I don’t know about you, but when I was 12, I would have found this way more exciting than being in school.
More than 300 schoolboys abducted last week by armed men in northwest Nigeria have been released, a government official said Thursday.
In an announcement on Nigerian state TV, NTA, Katsina State Gov. Aminu Bello Masari said the 344 boarding school students were turned over to security officials and were being brought to the state capital, where they will get physical examinations before being reunited with their families.
“I think we can say … we have recovered most of the boys, if not all of them,” Masari said. He did not disclose if the government paid any ransom.
President Muhammadu Buhari welcomed their release, calling it “a big relief to their families, the entire country and to the international community,” according to a statement from his office. Amid an outcry in the West African nation over insecurity in the north, Buhari noted his administration’s successful efforts to secure the release of previously abducted students. He added that the government “is acutely aware of its responsibility to protect the life and property of the Nigerians.”
“We have a lot of work to do, especially now that we have reopened the borders,” Buhari said, acknowledging that the Northwest region “presents a problem” the administration “is determined to deal with.”
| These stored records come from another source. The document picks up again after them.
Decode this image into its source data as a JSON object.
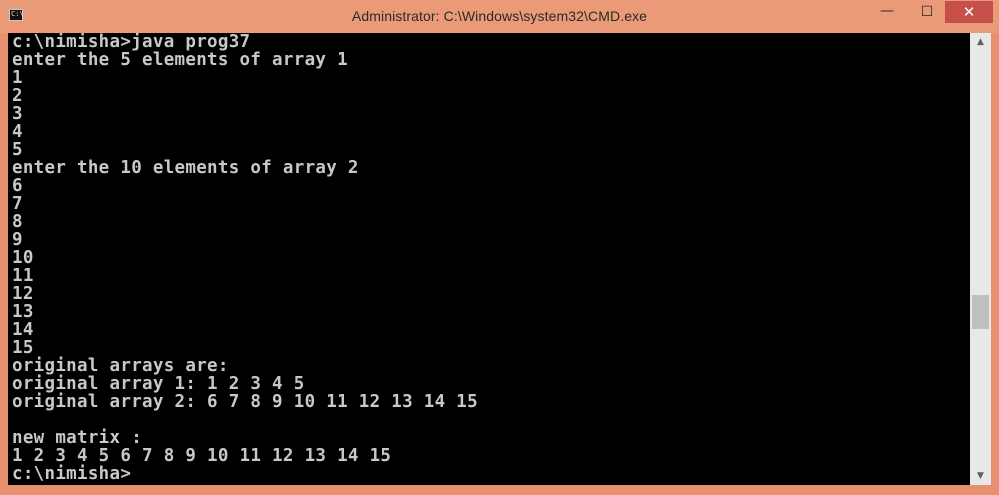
{
  "window": {
    "title": "Administrator: C:\\Windows\\system32\\CMD.exe",
    "icon_text": "C:\\",
    "minimize_glyph": "—",
    "maximize_glyph": "☐",
    "close_glyph": "✕"
  },
  "console": {
    "lines": [
      "c:\\nimisha>java prog37",
      "enter the 5 elements of array 1",
      "1",
      "2",
      "3",
      "4",
      "5",
      "enter the 10 elements of array 2",
      "6",
      "7",
      "8",
      "9",
      "10",
      "11",
      "12",
      "13",
      "14",
      "15",
      "original arrays are:",
      "original array 1: 1 2 3 4 5",
      "original array 2: 6 7 8 9 10 11 12 13 14 15",
      "",
      "new matrix :",
      "1 2 3 4 5 6 7 8 9 10 11 12 13 14 15",
      "c:\\nimisha>"
    ]
  },
  "scrollbar": {
    "up_glyph": "▲",
    "down_glyph": "▼",
    "position_fraction": 0.62
  },
  "colors": {
    "titlebar": "#eb9a78",
    "close_button": "#c7504a",
    "console_background": "#000000",
    "console_text": "#c8c8c8"
  },
  "icons": {
    "app": "console-icon",
    "minimize": "minimize-icon",
    "maximize": "maximize-icon",
    "close": "close-icon"
  }
}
Boko Haram claimed responsibility for last Friday’s abduction of the students from the all-boys Government Science Secondary School in the Katsina State village of Kankara. The jihadist group carried out the attack because it believes Western education is un-Islamic, factional leader Abubakar Shekau said in a video earlier this week. More than 800 students were in attendance at the time of the attack. Hundreds escaped, but it was believed that more than 330 were taken.
For more than 10 years, Boko Haram has engaged in a bloody campaign to introduce strict Islamic rule in Nigeria’s north. Thousands have been killed and more than 1 million have been displaced by the violence. The group has been mainly active in northeast Nigeria, but with the abductions from the school in Kankara, there is worry the insurgency is expanding to the northwest.
Note that they’re not dealing with coronavirus in Nigeria, because they are too busy dealing with actual problems that exist in real life to manage a fake crisis.
They couldn’t figure out if someone died of whichever thing.
They just think everyone dies of AIDS, even though it’s a hoax.
Nigeria deals with real problems.
We could learn something from these folks.